# Newbie with a Kangertech Subox Mini kit



## DirtyD (7/12/15)

Hi guys

I bought my first vape starter yesterday, from a fellow forum member JProssouw ! shot man!

After throwing in e cigarette flavour today ( Vape Mon Bubaloo) , the coil tasted like burnt ash and I couldn't smoke anymore . I tried to rebuild the deck , its a RBA Kangertech tank, but in the process I wasted all of my Kangertech japanese cotton and coils ... 

So , is there anyone in the Cape Town area ( as in city centre side) that would be so kind to help me rebuild my deck as I have absolutely no clue on how to do it. 

Obviously I will pay for the needed materials , just if someone would be so nice . Bought 2 30ml Nostalgia juices and receiving it tomorrow . would be quite a trainsmash if I can't enjoy it because I don't have a built RDA . 

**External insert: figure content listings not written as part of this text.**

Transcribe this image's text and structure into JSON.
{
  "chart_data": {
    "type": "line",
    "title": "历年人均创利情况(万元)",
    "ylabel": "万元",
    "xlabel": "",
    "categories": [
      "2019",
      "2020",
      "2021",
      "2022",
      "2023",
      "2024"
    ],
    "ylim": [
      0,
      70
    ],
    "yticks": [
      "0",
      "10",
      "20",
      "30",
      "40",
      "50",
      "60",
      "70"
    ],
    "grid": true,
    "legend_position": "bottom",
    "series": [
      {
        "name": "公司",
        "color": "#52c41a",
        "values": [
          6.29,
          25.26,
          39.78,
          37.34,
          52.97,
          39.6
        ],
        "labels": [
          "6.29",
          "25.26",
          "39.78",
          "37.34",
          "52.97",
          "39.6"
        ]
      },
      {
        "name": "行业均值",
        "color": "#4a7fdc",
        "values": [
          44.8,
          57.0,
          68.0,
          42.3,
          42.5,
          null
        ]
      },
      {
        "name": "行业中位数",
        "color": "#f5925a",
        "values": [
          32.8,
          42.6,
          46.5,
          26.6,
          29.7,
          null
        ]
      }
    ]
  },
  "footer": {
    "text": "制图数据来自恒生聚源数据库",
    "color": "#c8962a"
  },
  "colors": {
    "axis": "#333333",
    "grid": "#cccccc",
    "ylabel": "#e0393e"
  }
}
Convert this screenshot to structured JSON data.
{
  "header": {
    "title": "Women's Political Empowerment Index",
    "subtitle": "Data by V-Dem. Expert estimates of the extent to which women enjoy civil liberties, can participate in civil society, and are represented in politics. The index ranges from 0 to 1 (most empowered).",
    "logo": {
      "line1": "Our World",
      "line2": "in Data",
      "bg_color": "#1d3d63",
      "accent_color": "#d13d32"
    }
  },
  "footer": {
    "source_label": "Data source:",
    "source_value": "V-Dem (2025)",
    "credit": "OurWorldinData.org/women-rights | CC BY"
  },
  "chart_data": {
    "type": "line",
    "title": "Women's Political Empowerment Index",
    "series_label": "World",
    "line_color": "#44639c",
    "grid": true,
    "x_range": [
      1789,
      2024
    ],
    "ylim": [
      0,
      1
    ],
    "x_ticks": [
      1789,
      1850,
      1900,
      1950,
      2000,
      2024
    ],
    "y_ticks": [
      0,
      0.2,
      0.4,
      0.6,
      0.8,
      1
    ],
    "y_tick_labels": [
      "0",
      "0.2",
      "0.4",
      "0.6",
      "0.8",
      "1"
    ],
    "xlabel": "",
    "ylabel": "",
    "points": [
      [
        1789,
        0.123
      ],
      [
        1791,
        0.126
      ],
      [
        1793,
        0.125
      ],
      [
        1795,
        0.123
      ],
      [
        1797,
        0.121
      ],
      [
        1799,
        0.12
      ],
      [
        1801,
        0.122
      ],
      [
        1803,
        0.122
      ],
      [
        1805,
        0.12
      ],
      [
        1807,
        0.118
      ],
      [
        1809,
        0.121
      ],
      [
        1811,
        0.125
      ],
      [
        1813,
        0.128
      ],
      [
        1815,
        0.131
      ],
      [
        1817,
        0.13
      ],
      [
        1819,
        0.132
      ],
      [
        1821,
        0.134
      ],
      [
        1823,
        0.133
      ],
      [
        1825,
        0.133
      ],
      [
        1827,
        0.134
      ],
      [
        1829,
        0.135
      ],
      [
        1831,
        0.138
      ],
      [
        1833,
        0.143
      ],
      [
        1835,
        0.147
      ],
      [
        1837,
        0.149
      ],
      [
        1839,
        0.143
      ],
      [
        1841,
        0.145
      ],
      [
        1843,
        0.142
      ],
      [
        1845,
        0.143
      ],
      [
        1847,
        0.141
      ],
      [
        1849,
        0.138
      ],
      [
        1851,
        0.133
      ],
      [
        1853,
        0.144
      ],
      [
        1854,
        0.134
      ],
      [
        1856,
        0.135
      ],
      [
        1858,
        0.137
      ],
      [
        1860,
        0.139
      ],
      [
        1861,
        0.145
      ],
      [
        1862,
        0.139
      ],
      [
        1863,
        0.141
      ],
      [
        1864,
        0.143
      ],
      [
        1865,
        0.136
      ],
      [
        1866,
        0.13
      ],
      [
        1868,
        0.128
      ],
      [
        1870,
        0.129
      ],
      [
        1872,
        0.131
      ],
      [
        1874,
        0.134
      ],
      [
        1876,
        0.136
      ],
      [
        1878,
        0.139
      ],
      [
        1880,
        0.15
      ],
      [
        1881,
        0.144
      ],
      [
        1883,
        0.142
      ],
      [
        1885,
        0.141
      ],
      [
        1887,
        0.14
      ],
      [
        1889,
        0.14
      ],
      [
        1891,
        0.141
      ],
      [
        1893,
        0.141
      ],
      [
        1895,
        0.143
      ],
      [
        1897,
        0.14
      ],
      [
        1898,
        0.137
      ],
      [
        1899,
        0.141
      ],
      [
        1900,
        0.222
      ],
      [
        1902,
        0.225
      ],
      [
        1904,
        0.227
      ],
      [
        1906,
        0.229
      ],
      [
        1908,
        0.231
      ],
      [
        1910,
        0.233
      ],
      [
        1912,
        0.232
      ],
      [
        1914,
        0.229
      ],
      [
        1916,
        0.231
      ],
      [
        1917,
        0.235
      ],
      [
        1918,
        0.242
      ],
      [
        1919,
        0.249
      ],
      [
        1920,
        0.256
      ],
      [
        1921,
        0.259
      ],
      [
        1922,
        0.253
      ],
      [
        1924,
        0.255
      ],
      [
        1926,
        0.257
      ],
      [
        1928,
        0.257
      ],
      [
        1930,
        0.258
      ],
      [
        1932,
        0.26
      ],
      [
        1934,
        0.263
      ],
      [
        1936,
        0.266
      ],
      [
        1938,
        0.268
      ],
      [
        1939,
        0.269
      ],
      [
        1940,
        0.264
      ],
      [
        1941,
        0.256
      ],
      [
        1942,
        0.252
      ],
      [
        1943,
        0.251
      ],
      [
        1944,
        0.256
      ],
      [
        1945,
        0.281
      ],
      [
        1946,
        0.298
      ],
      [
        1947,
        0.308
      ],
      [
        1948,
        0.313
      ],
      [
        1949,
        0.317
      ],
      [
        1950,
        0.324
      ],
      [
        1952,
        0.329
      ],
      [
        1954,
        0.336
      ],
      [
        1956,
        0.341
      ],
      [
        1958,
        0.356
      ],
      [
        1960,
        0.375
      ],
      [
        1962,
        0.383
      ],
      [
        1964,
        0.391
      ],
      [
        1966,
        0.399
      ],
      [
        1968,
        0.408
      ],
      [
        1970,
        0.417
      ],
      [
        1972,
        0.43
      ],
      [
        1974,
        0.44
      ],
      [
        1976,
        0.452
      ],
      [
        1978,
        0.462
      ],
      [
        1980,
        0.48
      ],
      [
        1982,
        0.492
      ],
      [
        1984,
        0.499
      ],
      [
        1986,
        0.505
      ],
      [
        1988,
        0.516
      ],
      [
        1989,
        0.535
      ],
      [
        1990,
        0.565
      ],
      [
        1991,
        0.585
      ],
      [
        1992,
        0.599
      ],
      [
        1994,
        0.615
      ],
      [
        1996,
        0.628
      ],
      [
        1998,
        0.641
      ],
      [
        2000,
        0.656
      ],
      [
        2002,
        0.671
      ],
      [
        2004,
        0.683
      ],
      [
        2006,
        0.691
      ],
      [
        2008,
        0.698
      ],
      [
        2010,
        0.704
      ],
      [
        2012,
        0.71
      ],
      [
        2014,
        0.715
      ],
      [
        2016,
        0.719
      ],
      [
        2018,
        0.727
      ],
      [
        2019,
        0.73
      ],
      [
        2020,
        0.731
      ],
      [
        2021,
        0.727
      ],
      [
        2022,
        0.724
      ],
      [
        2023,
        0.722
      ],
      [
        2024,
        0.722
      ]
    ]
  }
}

Thanks and I look forward to the kind hearted fellow vapers that will be of assistance 




Sent from my iPhone using Tapatalk


----------



## VapeSnow (7/12/15)

Hi buddy send me a pm and ill gladly help you out

Sent from my SM-N910H using Tapatalk

Reactions: Like 1 | Winner 2


----------



## DirtyD (7/12/15)

shot man appreciate it! 


Sent from my iPhone using Tapatalk


----------



## Silver (7/12/15)

Go for it @DirtyD 
@VapeSnow will show you - very kind of him to offer 
Just be careful of @VapeSnow - he may tempt you with several other amazing vape devices 

My advice is keep your focus on your subtank mini...

Reactions: Like 3


----------